Here’s how NOAA describes the program:
COSPAS-SARSAT. . .uses a network of spacecraft to detect and locate distress signals quickly from emergency beacons employed on aircraft, boats, and from handheld personal locator beacons, or PLBs.
When a NOAA satellite pinpoints the location of a distress signal, the information is relayed to the SARSAT Mission Control Center at NOAA’s Satellite Operations Facility in Suitland, Maryland. From there, the information is quickly sent to a Rescue Coordination Center, operated by either the U.S. Air Force for land rescues or the U.S. Coast Guard for water rescues.

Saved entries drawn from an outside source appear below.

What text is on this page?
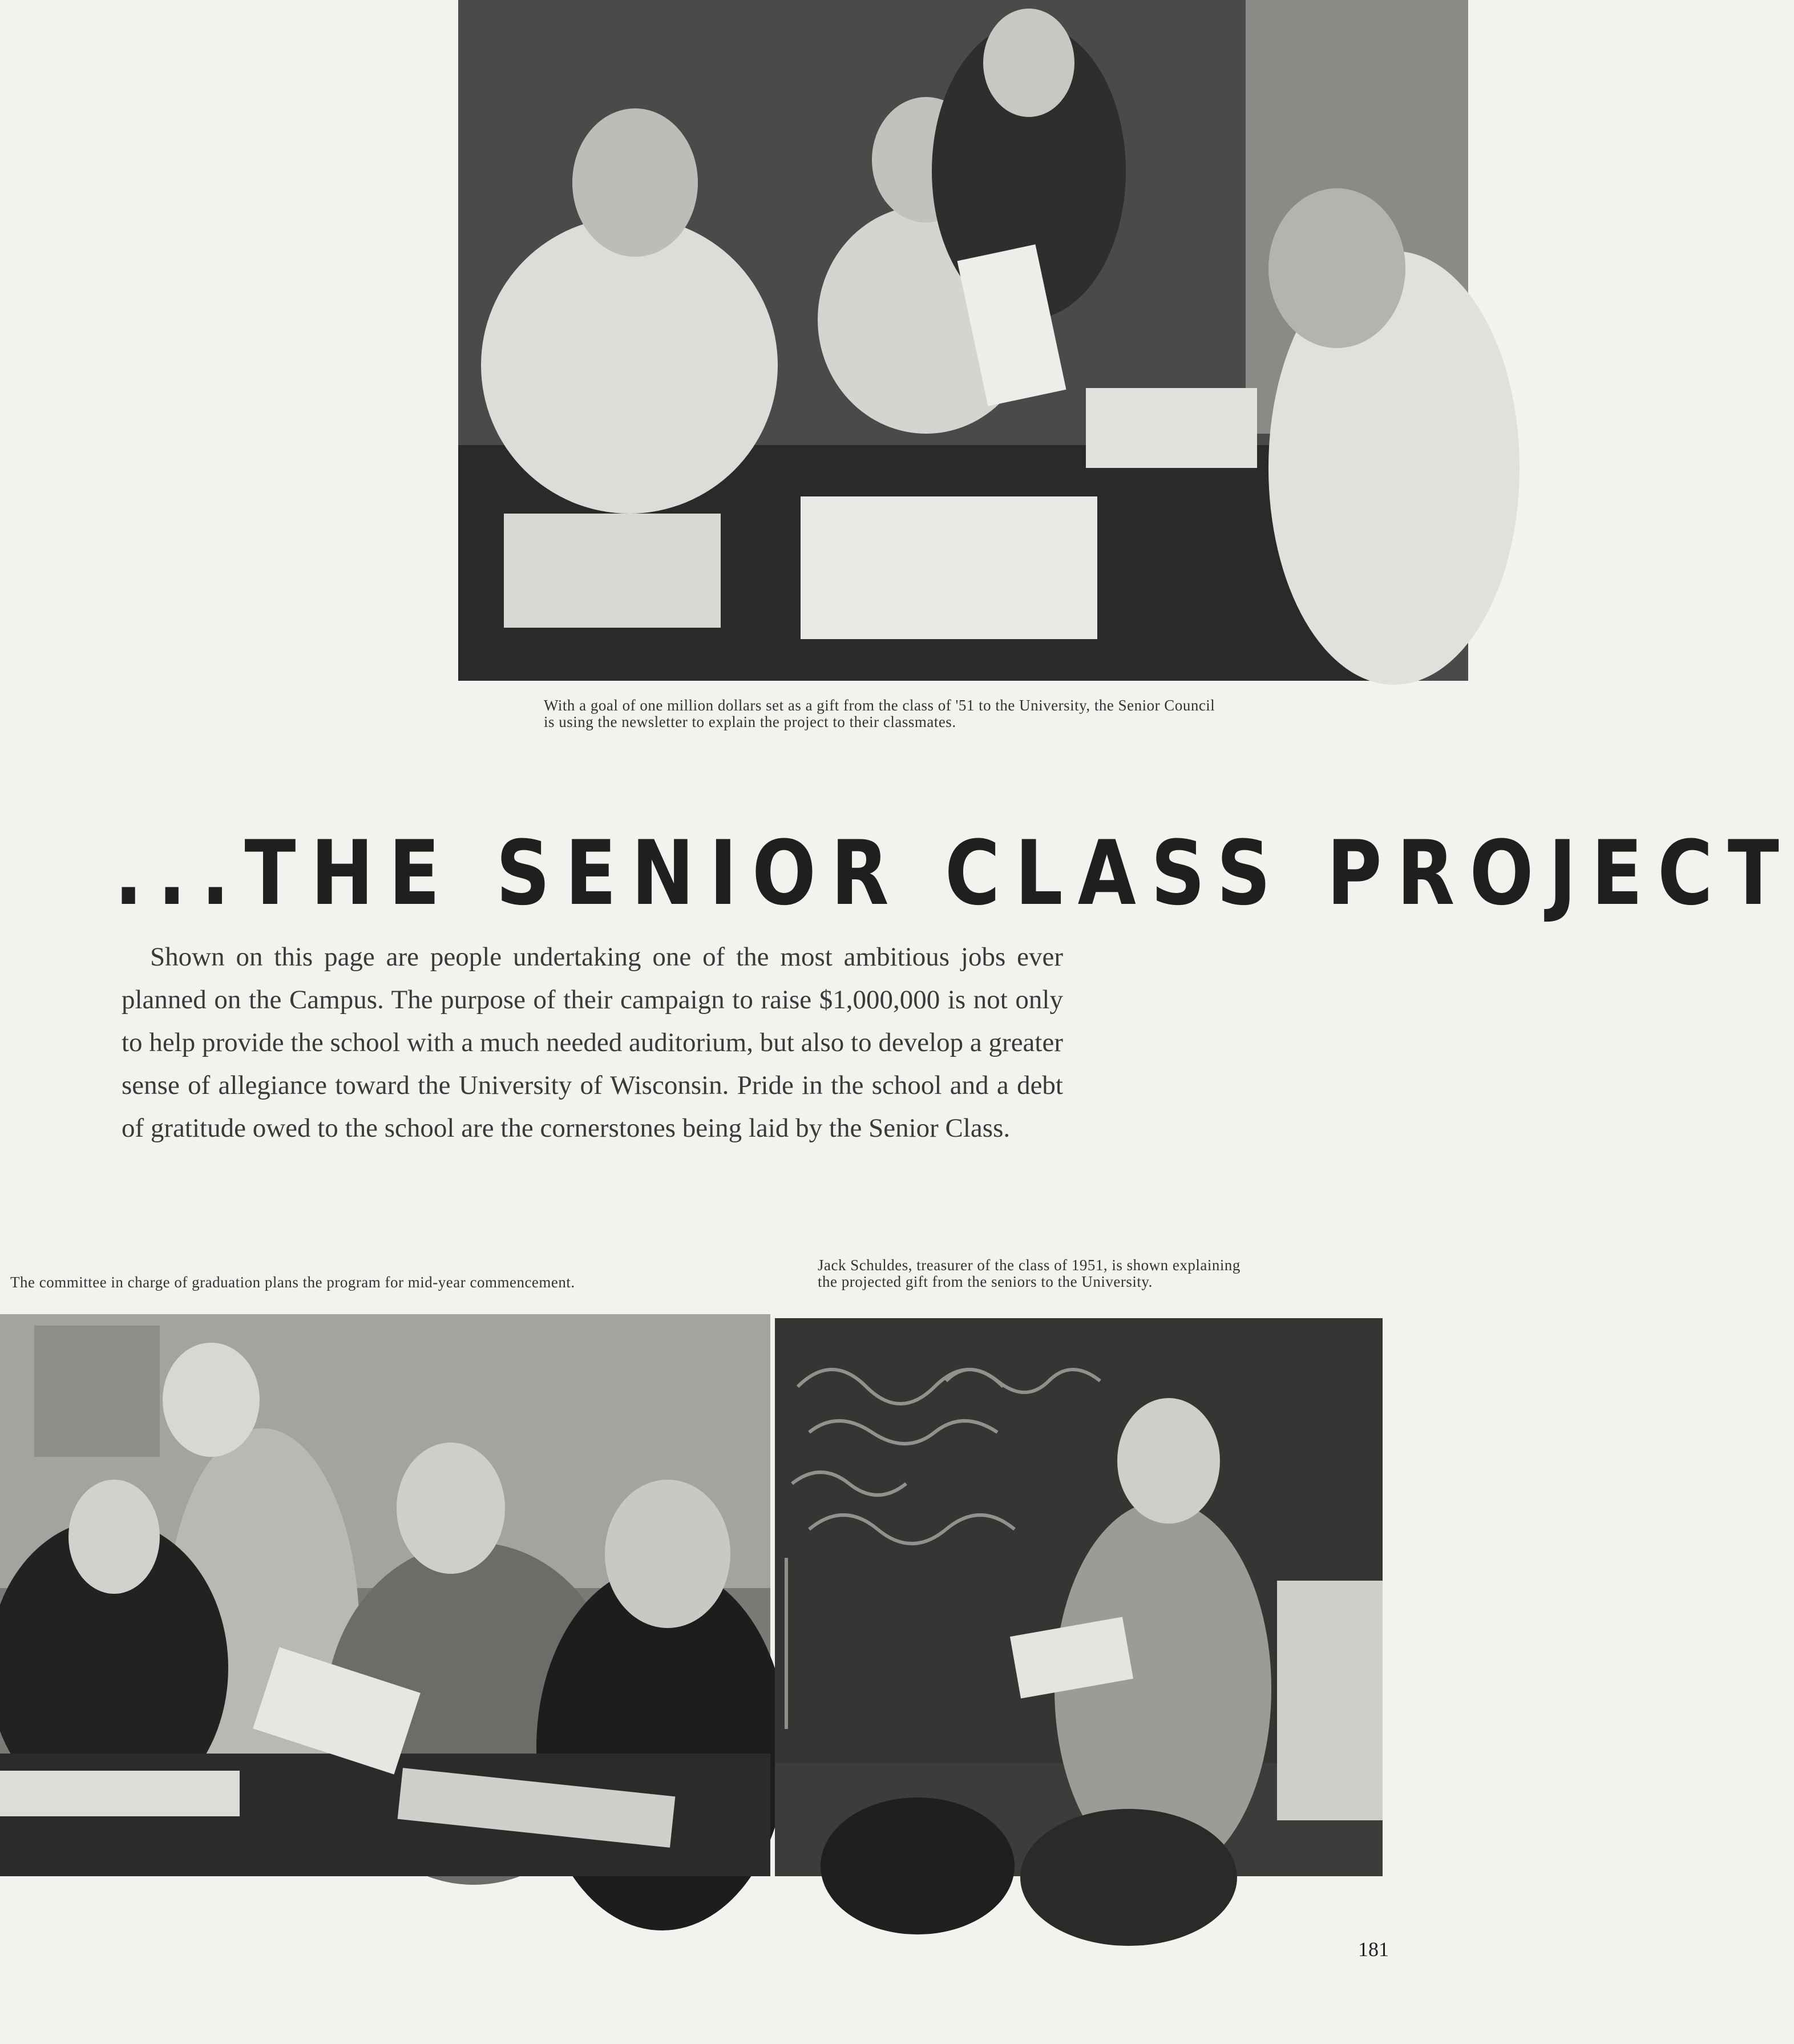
With a goal of one million dollars set as a gift from the class of '51 to the University, the Senior Council
is using the newsletter to explain the project to their classmates.
...THE SENIOR CLASS PROJECT

Shown on this page are people undertaking one of the most ambitious jobs ever planned on the Campus. The purpose of their campaign to raise $1,000,000 is not only to help provide the school with a much needed auditorium, but also to develop a greater sense of allegiance toward the University of Wisconsin. Pride in the school and a debt of gratitude owed to the school are the cornerstones being laid by the Senior Class.

The committee in charge of graduation plans the program for mid-year commencement.
Jack Schuldes, treasurer of the class of 1951, is shown explaining
the projected gift from the seniors to the University.
181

If the location of the beacon is in another country’s area of responsibility, then the alert is transmitted to that country’s mission control center.
Sea Rescues Lead the Pack
In 2016, SARSAT supported the rescues of 307 people in the United States—with waterborne incidents far outnumbering both aviation and land rescues. Here are the stats from NOAA-SARSAT:
- Rescues at sea: 205 people rescued in 55 incidents
- Aviation rescues: 23 people rescued in 15 incidents
- Terrestrial PLB rescues: 79 people rescued in 62 incidents
Keep Your Registration Current
Registering your emergency beacon is required by law. But, registering will help ensure you get the speedy assistance you need if you’re ever in distress. Before boating season hits, why not take a few minutes to make sure your beacon is registered and good-to-go?